Last week, the Senate Rules Committee held a hearing on the voter suppression tactic known as “caging.” Its first witness was Sen. Sheldon Whitehouse (D-RI), a former U.S. attorney who has introduced a bill explicitly outlawing the procedure.
Whitehouse’s testimony clearly explained the tactic, which gained prominence during the U.S. attorney scandal. Karl Rove pushed heavily for the ouster of the U.S. attorney in Arkansas in order to install his protege, Tim Griffin. During his time as research director for the Republican National Committee in 2004, Griffin allegedly engaged in the caging of African-American servicemembers.
As Whitehouse notes, caging is a three-step process that targets voters of the opposite party, who are often minorities. The campaign sends “do not forward/return to sender” letters to those individuals, and then challenges the votes of those whom do not respond — even if they are servicemembers stationed abroad, as happened in 2004. From his remarks:
Indeed, vote caging was used as early as 1960 in Arizona and continued, in fits and starts, through the 2004 elections — when evidence surfaced that voter caging lists were being compiled. While not every voter caging effort is successful in disenfranchising large numbers of voters, the failure of a voter suppression effort is no excuse for its legality.
Whitehouse’s bill — the Caging Prohibition Act (S. 2305) — would “require any private party who challenges the right of another citizen to vote (or register to vote) to set forth in writing, under penalty of perjury, the specific grounds for the alleged ineligibility.” Rep. John Conyers (D-MI) has introduced a similar bill in the House.
Hopefully journalists such as the Washington Post’s Bob Woodward and Jonathan Weisman were listening to Whitehouse’s testimony, since they have both admitted that they have no idea what this “caging thing” is.
Transcript:
In recent years, we have witnessed the re-emergence of an especially nefarious voter suppression tactic, which has come to be known as “vote caging.” As Professor Davidson, who will testify later this morning, has noted, caging is a three-step process.

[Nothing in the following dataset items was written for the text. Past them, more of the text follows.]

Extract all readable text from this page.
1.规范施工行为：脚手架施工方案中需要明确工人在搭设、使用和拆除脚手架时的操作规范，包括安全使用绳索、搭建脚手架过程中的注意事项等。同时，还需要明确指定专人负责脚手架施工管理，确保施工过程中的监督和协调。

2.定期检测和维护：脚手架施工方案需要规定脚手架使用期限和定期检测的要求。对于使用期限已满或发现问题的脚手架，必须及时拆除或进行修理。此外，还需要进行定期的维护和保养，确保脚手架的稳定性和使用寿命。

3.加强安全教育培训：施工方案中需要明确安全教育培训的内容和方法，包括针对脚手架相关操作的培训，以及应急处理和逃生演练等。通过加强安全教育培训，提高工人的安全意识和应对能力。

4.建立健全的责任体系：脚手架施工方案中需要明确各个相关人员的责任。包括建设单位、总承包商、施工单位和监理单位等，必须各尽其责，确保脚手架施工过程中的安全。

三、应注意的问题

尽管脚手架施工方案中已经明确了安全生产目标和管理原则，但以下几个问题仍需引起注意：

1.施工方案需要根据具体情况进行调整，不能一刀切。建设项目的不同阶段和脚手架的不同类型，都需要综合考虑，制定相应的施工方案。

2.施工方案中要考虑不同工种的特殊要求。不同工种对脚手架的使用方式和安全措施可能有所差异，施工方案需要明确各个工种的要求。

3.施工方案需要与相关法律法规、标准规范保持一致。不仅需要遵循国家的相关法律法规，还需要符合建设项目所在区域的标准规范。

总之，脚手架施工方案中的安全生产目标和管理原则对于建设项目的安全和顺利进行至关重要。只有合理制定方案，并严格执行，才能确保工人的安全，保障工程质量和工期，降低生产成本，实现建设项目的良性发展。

First, a campaign identifies a geographic area with a disproportionate number of registered voters who belong to the opposite party — sometimes, but not always, taking the ethnic or racial makeup of that area into account. Second, the campaign sends “do not forward/return to sender” letters to voters in that area.
Third, the campaign challenges the right to vote of those citizens whose mail was returned “undelivered” — on the grounds that the voter does not live at the registered address. Of course, there are many reasons why a piece of mail might be “returned to sender” that have nothing whatsoever to do with a voter’s eligibility.
For example, a voter might be an active member of the armed forces and stationed far from home, or a student who is lawfully registered at his parents’ address. Even a typographical error during entry of the voter’s registration information might result in a “false negative.” Nevertheless, these individuals end up facing a challenge at the polls, and possibly losing their right to vote. It is especially galling that those who engage in vote caging often portray it as an anti-fraud measure, when it is really just the opposite: a nefarious way to compile obviously unreliable lists that will be used to challenge legitimate voters.
Caging came into the media spotlight this summer, during Congress’ investigation into the politicization of the Department of Justice and the dismissal of United States Attorneys, but the practice is neither new nor rare. Indeed, vote caging was used as early as 1960 in Arizona and continued, in fits and starts, through the 2004 elections — when evidence surfaced that voter caging lists were being compiled. While not every voter caging effort is successful in disenfranchising large numbers of voters, the failure of a voter suppression effort is no excuse for its legality. Indeed, Minnesota, California, and my home state of Rhode Island have enacted state laws prohibiting vote caging.